Like many small mill towns in BC mining towns in Northern UK were generally company towns and when the mines closed the whole community was screwed, not only did Thatcher enthusiastically persue closing the mines but there was no support for the communities or even really a sense of sorrow, she and her party really did appear to everyone to not give a **** about vast swathes of the country, they were solely concerned with the South East of the country and couldn't care less what the people did after, Norman Tebbit, famously told the unemployed to 'just get on your bike' if you needed a job, it wasn't so much that he was wrong it was the callousness of the attitude that it revealed.

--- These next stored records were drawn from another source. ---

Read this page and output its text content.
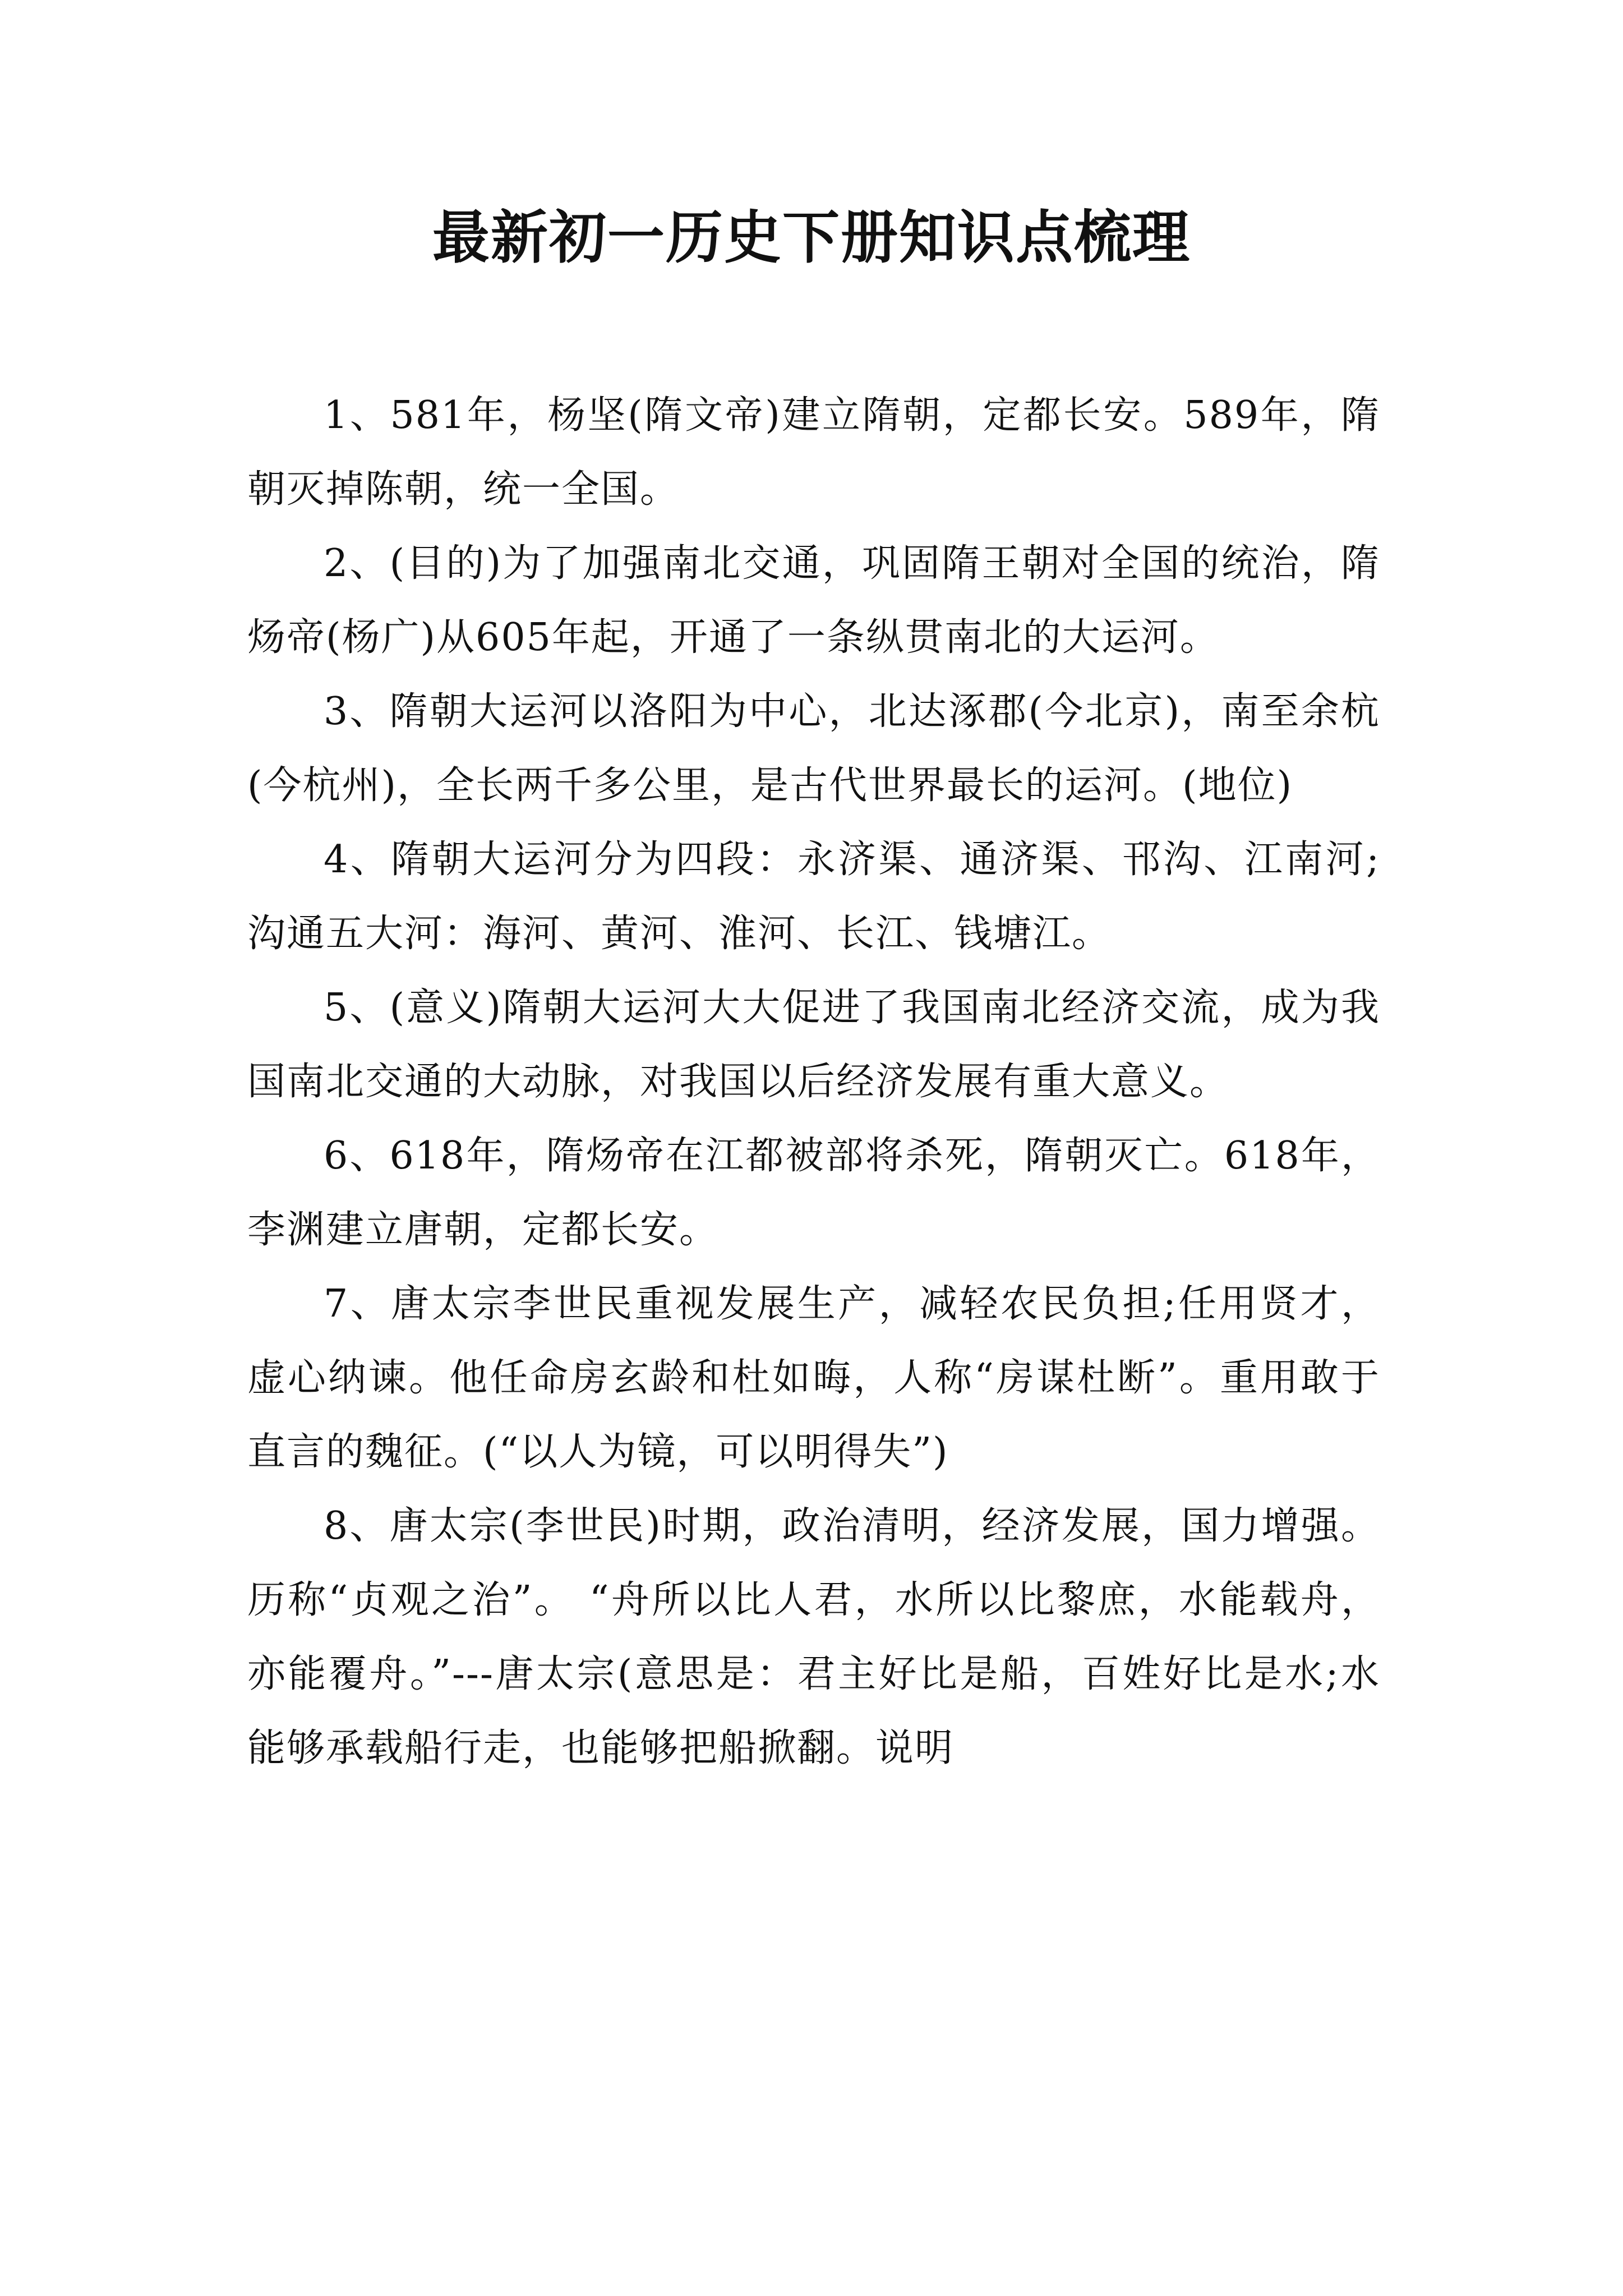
最新初一历史下册知识点梳理

1、581年，杨坚(隋文帝)建立隋朝，定都长安。589年，隋朝灭掉陈朝，统一全国。

2、(目的)为了加强南北交通，巩固隋王朝对全国的统治，隋炀帝(杨广)从605年起，开通了一条纵贯南北的大运河。

3、隋朝大运河以洛阳为中心，北达涿郡(今北京)，南至余杭(今杭州)，全长两千多公里，是古代世界最长的运河。(地位)

4、隋朝大运河分为四段：永济渠、通济渠、邗沟、江南河;沟通五大河：海河、黄河、淮河、长江、钱塘江。

5、(意义)隋朝大运河大大促进了我国南北经济交流，成为我国南北交通的大动脉，对我国以后经济发展有重大意义。

6、618年，隋炀帝在江都被部将杀死，隋朝灭亡。618年，李渊建立唐朝，定都长安。

7、唐太宗李世民重视发展生产，减轻农民负担;任用贤才，虚心纳谏。他任命房玄龄和杜如晦，人称“房谋杜断”。重用敢于直言的魏征。(“以人为镜，可以明得失”)

8、唐太宗(李世民)时期，政治清明，经济发展，国力增强。历称“贞观之治”。 “舟所以比人君，水所以比黎庶，水能载舟，亦能覆舟。”---唐太宗(意思是：君主好比是船，百姓好比是水;水能够承载船行走，也能够把船掀翻。说明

On top of that alot of what they did was damage almost for no reason, mines that were actually profitable were closed along with ones that needed to be shut just because they were more pro union, in the same way she sold off the railways, which overnight became more expensive and less reliable.

In the end even if you supported Thatcher there was a real sense she and her party were punishing the lower classes, which tended to bring to mind a very common foible of the lower middle class in the UK, where Thatcher came from, they dislike the working class more than the upper classes really, in many ways the lower middle class in the UK don't really fit in, they are a generation or so out of the working poor so social position becomes hopelessly important to them for fear they will fall back into working class, and yet they are looked down on by the upper middle class.
Every Brit understood Thatcher, she was looked down on by most in the Tories and was always an outsider in her party, but it was also clear that she had been brought up to pretty well dispise those below her.